Butterfly Boucher famous quotes

Last updated: Sep 5, 2024

  • Our lives pass from us like the wind, and why Should wise men grieve to know that they must die? The Judas blossom fades, the lovely face Of light is dimmed, and darkness takes its place.

  • Ah, yet, e'er I descend to th' grave, May I a small House and a large Garden have. And a few Friends, and many Books both true, Both wise, and both delightful too. And since Love ne'er will from me flee, A mistress moderately fair, And good as Guardian angels are, Only belov'd and loving me.

  • Wise criticism always begins with self-criticism.

  • We need not take refuge in supernatural gods to explain our saints and sages and heroes and statesmen, as if to explain our disbelief that mere unaided human beings could be that good or wise.

  • The intelligent person is not one who merely knows what is good and what is bad. The intelligent person is one who, when he sees what is good, follows it, and when he sees evil, shuns it.

  • So how can a poet-an intelligent, serious poet-write mystical verse now? The poetry of Adam Zagajewski provides the beginning of an answer to this question.

  • And now, advice for beginning mystics. Be sober, be intelligent, be educated, rely on the tangible reality as long as you can. Remember that the act of writing is a tiny part of a bigger something. Defend the value of the spiritual experience and if somebody tells you it's an old fashioned notion, laugh loudly and serenely.

  • Humans call animals 'dumb'... after they robbed their entire own precious world. They are intelligent beings in their own right, and thoroughly self-sufficient... if not molested by humans. Yet, after millennia of slavery by selfish/callous humans they're made to look dumb! The 'superior species' in their situations would, too, appear 'dumb'.

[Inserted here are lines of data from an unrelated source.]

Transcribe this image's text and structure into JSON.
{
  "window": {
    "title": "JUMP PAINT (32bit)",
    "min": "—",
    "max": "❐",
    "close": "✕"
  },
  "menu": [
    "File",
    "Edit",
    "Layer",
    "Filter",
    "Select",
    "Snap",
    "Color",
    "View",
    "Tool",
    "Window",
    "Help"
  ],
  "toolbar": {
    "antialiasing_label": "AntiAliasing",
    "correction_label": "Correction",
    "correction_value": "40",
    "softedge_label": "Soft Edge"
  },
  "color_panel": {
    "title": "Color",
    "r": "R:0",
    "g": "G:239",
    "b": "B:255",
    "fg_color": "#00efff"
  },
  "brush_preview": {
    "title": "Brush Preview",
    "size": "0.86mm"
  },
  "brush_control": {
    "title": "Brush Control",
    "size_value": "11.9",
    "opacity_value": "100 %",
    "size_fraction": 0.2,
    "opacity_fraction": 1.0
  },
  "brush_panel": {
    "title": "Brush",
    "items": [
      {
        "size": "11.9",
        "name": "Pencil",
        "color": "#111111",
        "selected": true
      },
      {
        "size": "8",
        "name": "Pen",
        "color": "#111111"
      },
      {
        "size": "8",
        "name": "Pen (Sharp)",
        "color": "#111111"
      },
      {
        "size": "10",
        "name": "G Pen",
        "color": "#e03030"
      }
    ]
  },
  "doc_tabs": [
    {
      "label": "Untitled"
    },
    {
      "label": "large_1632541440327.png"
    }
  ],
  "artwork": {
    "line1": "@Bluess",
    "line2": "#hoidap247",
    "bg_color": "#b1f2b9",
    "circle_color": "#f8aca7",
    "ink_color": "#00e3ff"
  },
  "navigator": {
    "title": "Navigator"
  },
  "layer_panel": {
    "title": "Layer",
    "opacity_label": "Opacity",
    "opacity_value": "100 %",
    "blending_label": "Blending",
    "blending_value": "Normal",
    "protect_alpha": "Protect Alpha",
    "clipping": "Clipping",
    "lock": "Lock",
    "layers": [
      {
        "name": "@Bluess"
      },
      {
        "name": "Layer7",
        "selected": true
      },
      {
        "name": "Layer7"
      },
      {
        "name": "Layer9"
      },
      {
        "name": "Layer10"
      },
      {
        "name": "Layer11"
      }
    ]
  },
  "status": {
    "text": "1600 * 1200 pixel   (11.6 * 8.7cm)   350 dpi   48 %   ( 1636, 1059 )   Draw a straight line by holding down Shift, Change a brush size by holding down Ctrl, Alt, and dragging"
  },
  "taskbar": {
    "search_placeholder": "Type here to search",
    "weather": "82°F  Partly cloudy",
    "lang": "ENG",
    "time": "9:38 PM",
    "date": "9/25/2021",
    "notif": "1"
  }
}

  • He was a volatile mixture of confidence and vulnerability. He could deliver extended monologues on professional matters, then promptly stop in his tracks to peer inquisitively into his guest's eyes for signs of boredom or mockery, being intelligent enough to be unable fully to believe in his own claims to significance. He might, in a past life, have been a particularly canny and sharp-tongued royal advisor.

  • I've always been a bit of a mix between art and technology. I used to paint a lot, but I'm not very good with my hands. It has always been a fusion between my computer gaming interests and being exposed to the rich data of society that we live in.